Ion implantation may be used to change the optical properties of insulators, either because of the chemical presence of the dopant ions, or more generally because of the radiation damage caused during their implantation. The latter effect produces a significant change in the refractive indices of most materials, and consequently He+ implantation has been used to define optical waveguides in a wide variety of substrates. These include electro-optic, non-linear and laser host materials, with key successes in quartz, LiNbO3, KNbO3, KTiOPO4 (KTP), Bi4Ge3O12 (BGO), garnets such as Y3Al5O12 (YAG), and amorphous glasses such as silica and lead germanate.
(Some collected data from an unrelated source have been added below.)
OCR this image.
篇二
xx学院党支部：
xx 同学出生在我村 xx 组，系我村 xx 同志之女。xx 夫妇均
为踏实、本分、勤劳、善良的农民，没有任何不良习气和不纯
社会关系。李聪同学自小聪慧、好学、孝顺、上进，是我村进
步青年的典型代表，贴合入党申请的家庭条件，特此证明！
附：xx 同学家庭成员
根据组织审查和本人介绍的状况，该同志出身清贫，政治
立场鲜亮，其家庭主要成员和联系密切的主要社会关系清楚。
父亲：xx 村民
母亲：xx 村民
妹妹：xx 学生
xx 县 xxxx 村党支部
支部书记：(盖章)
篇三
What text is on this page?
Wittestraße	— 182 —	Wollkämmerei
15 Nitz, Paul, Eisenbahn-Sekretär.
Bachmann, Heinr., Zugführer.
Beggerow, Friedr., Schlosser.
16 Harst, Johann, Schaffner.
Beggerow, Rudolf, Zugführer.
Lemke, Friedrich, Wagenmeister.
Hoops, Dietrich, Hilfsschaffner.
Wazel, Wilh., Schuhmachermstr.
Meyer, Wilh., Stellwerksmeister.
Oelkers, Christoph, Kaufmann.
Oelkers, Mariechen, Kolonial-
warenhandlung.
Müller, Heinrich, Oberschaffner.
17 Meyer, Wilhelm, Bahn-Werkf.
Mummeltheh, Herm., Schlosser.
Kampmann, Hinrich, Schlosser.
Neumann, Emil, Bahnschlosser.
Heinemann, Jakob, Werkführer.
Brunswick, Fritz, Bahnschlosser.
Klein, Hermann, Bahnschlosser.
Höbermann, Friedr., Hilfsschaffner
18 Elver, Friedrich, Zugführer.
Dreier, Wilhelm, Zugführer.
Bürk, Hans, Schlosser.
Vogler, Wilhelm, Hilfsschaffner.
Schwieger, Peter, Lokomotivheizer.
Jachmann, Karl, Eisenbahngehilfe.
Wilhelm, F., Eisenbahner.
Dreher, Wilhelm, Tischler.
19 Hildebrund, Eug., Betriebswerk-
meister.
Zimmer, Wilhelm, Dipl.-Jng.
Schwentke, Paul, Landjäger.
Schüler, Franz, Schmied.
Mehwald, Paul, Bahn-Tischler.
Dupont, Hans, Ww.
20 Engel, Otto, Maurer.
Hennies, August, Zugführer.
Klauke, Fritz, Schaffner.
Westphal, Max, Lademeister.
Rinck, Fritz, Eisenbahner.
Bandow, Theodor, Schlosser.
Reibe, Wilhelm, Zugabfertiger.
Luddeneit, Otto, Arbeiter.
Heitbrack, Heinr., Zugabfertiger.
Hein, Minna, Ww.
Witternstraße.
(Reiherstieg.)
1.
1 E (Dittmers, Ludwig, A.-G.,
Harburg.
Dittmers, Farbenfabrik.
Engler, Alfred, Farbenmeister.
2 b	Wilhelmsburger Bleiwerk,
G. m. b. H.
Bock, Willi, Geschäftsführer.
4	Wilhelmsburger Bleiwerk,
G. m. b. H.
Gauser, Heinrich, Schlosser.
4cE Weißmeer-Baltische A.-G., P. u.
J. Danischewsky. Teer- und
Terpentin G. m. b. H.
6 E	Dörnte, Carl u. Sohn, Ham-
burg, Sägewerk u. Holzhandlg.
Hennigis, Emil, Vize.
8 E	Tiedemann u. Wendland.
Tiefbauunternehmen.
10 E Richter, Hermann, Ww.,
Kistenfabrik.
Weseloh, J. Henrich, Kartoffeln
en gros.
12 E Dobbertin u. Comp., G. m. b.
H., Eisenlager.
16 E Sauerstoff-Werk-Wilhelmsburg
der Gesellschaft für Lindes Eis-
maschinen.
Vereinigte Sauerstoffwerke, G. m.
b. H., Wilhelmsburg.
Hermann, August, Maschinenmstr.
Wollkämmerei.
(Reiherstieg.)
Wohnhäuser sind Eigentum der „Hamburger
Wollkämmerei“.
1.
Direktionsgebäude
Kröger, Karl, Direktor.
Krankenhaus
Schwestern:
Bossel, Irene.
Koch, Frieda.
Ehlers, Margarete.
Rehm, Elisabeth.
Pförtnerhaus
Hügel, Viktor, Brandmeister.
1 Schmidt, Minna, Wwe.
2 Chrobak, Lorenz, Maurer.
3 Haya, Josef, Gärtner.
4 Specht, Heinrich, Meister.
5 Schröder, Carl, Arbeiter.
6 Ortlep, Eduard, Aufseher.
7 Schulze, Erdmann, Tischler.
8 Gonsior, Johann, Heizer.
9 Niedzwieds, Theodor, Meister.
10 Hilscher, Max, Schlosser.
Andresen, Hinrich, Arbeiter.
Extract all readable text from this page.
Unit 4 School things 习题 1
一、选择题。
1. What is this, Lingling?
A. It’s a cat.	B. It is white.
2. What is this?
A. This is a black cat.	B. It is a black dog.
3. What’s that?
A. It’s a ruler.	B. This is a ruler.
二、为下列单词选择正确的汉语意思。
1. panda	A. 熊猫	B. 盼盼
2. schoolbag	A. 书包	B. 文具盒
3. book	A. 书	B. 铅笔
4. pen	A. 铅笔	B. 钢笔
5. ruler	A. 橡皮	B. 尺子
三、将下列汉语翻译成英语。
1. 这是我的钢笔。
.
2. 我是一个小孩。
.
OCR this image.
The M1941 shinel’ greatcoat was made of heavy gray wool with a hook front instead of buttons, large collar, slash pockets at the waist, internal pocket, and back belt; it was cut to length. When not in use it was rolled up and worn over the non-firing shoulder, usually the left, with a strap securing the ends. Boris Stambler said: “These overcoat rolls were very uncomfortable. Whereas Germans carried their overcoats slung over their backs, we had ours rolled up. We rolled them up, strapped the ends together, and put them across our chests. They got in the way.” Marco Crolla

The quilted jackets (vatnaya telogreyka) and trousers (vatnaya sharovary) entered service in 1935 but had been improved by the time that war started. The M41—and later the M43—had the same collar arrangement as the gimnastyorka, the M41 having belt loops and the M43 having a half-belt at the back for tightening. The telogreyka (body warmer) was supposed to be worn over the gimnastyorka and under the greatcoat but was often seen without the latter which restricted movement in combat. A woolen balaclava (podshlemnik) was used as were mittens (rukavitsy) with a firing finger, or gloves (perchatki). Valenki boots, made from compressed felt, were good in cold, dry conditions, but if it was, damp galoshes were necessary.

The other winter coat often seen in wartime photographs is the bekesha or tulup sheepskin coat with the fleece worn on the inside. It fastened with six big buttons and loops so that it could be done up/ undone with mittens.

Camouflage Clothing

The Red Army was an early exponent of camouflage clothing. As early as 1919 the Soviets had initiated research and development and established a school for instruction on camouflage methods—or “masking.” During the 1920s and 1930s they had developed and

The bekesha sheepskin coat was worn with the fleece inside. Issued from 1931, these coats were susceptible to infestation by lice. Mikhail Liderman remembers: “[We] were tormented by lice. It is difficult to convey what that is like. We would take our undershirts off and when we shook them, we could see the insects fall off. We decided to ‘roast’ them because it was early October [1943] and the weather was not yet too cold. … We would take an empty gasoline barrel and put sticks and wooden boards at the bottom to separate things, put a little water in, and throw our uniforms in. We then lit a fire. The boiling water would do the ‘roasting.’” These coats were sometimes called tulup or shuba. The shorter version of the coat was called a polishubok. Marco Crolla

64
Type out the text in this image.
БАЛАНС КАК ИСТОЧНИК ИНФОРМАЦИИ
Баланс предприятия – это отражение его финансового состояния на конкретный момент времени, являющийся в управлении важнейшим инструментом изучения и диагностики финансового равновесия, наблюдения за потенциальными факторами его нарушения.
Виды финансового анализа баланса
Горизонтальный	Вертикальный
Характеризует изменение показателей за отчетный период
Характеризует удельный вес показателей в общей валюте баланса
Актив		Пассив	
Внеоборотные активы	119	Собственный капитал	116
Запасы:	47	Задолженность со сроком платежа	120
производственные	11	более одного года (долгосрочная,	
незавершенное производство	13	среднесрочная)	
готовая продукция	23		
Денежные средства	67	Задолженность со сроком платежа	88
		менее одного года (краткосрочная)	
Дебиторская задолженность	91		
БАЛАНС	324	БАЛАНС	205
Although this technique has wide applicability, the refractive index profiles vary considerably between materials, and even between different indices of the same material. The index change may vary in degree, and even in sign, for both the nuclear collision and the electronic ionisation regions. These effects are discussed in this chapter, together with their applicability in the formation of optical waveguides, and more complex structures. Of particular interest are the three detailed examples of quartz, LiNbO3 and Bi4Ge3O12 since between them they embody most of the features so far observed in ion implanted waveguides in insulating materials. The performance of the implanted waveguides is considered in terms of their thermal stability and their attenuation due to absorption, scattering and tunnelling losses. The He+ guides are first compared with those produced by conventional chemical diffusion methods. At the end of the chapter, waveguides formed by implantation of chemically active components are discussed.